(The following article by Joe Malinconico was posted on the Newark Star-Ledger website on May 12.)
NEWARK, N.J. — Ever since it opened five years ago, NJ Transit’s $2 billion light-rail system went by a name that was somewhat misleading.
You didn’t have to be a cartographer to know the modern day trolleys on the so-called Hudson-Bergen Light Rail line never went into Bergen County. That was NJ Transit’s long-range goal, a $1 billion extension of the line into the state’s most populous county.
But now, the agency has changed its mind and the Hudson-Bergen Light Rail may never make its way very far into Bergen County.
Instead, the light-rail system’s next step would be a $750 million link that would end at the Meadowlands Sports Complex in East Rutherford, according to a proposal outlined yesterday.
Meanwhile, Bergen County commuters would get a $500 million rail project that would send diesel trains up from North Bergen through Englewood to Tenafly, basically the same route that had been considered for the light rail system it is replacing.
“I’ve got a responsibility to not cling to out-of-date concepts,” said George Warrington, NJ Transit’s executive director, explaining the sweeping changes in the plans for Bergen County rail service.
The light rail link from Hudson County to the Meadowlands would augment a $150 million plan to provide a regular passenger rail connection to the sports complex and the proposed Xanadu retail and entertainment development that would be accessible from every rail line in the state.
The proposed changes in Bergen County commuter service are drawing fire from a rail watchdog group and some residents who say the diesel trains will cause pollution and noise.
The critics also point out that NJ Transit’s own studies show the light-rail system would attract far more riders, at least during its first few years of operation. That’s largely because the diesel operation, known as the Northern Branch, would require New York-bound commuters to go through the added inconvenience of switching trains in North Bergen.
“Were I still a commuter, I would avoid it like the plague,” said Byron “Gus” Allen, a resident of Tenafly, who attended yesterday’s monthly NJ Transit board meeting in Newark. “I think it’s a rather large mistake.”
But transit officials insist that building the line for diesel trains would cost half as much as the light rail extension, mainly because it would not require erecting overhead power wires. They also say the diesel project could be done two or three years quicker than the light rail, which would take as long as seven years.
More important, they say, the diesel project would be easier to connect to the proposed rail tunnel to Midtown Manhattan, providing commuters with a one-seat ride into New York on trains that would use both diesel and electric power. The $5 billion tunnel, which may open as early as 2013, would boost ridership on the Northern Branch well beyond the numbers forecast for the light rail option, transit officials said.
“We are doing the work with an eye toward the real future,” Warrington said. “This is about the highest and best use of different technologies.”
NJ Transit’s Board of Directors had been scheduled to approve a $6.6 million engineering study on the diesel multiple-unit trains yesterday. But after hearing opposition from the public, the panel decided to get more information on the options and postponed the vote until next month.
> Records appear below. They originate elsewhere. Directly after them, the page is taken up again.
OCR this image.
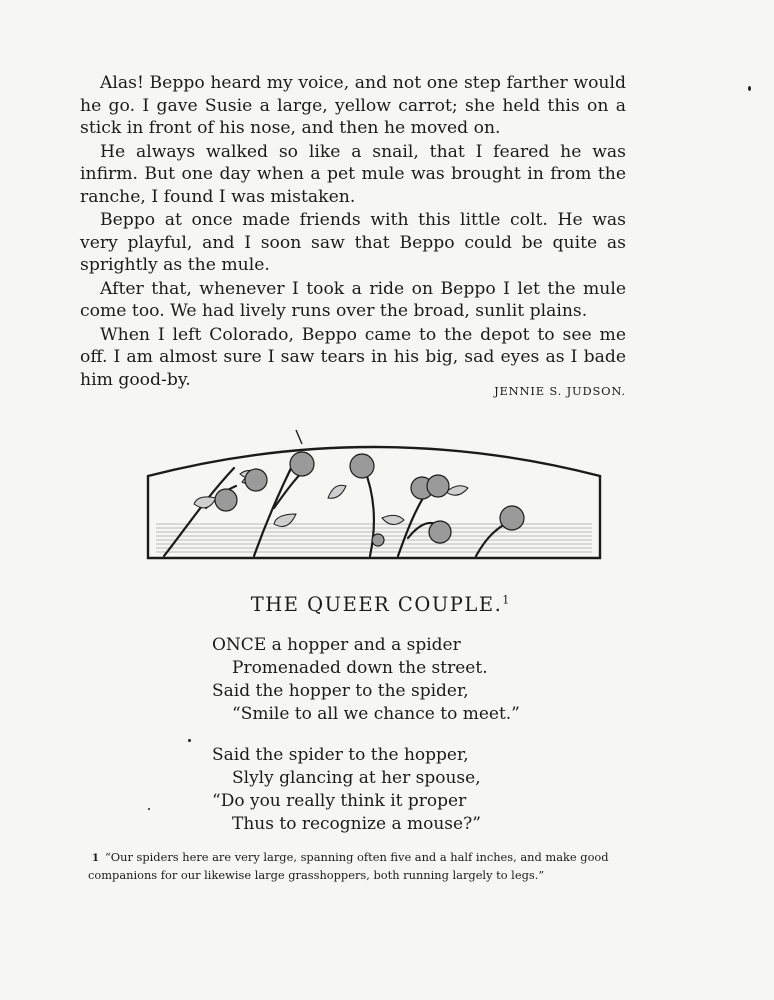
Alas! Beppo heard my voice, and not one step farther would he go. I gave Susie a large, yellow carrot; she held this on a stick in front of his nose, and then he moved on.

He always walked so like a snail, that I feared he was infirm. But one day when a pet mule was brought in from the ranche, I found I was mistaken.

Beppo at once made friends with this little colt. He was very playful, and I soon saw that Beppo could be quite as sprightly as the mule.

After that, whenever I took a ride on Beppo I let the mule come too. We had lively runs over the broad, sunlit plains.

When I left Colorado, Beppo came to the depot to see me off. I am almost sure I saw tears in his big, sad eyes as I bade him good-by.

JENNIE S. JUDSON.
THE QUEER COUPLE.$^1$
ONCE a hopper and a spider
Promenaded down the street.
Said the hopper to the spider,
“Smile to all we chance to meet.”
Said the spider to the hopper,
Slyly glancing at her spouse,
“Do you really think it proper
Thus to recognize a mouse?”
1 “Our spiders here are very large, spanning often five and a half inches, and make good companions for our likewise large grasshoppers, both running largely to legs.”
Bergen County Executive Dennis McNerney, who supports the plan for diesel trains, said he was disappointed by the delay.
“The residents of eastern Bergen County need a viable mass-transit system, not further impediments,” McNerney said in a statement. “If residents wanted more delays, all they would have to do is sit in traffic at the George Washington Bridge or Lincoln Tunnel during rush hour.”
NJ Transit officials are trying to tap into Bergen County, where many Manhattan-bound workers use buses or cars. Just 17 percent of the county’s commuters to New York take trains, compared with 60 percent of Union County commuters and 50 percent for Middlesex, Morris and Essex counties, according to NJ Transit.
“We believe the light rail is the right way to go,” said Rose Heck, a former assemblywoman from Bergen County who is now the legislative liaison for the New Jersey Association of Railroad Passengers.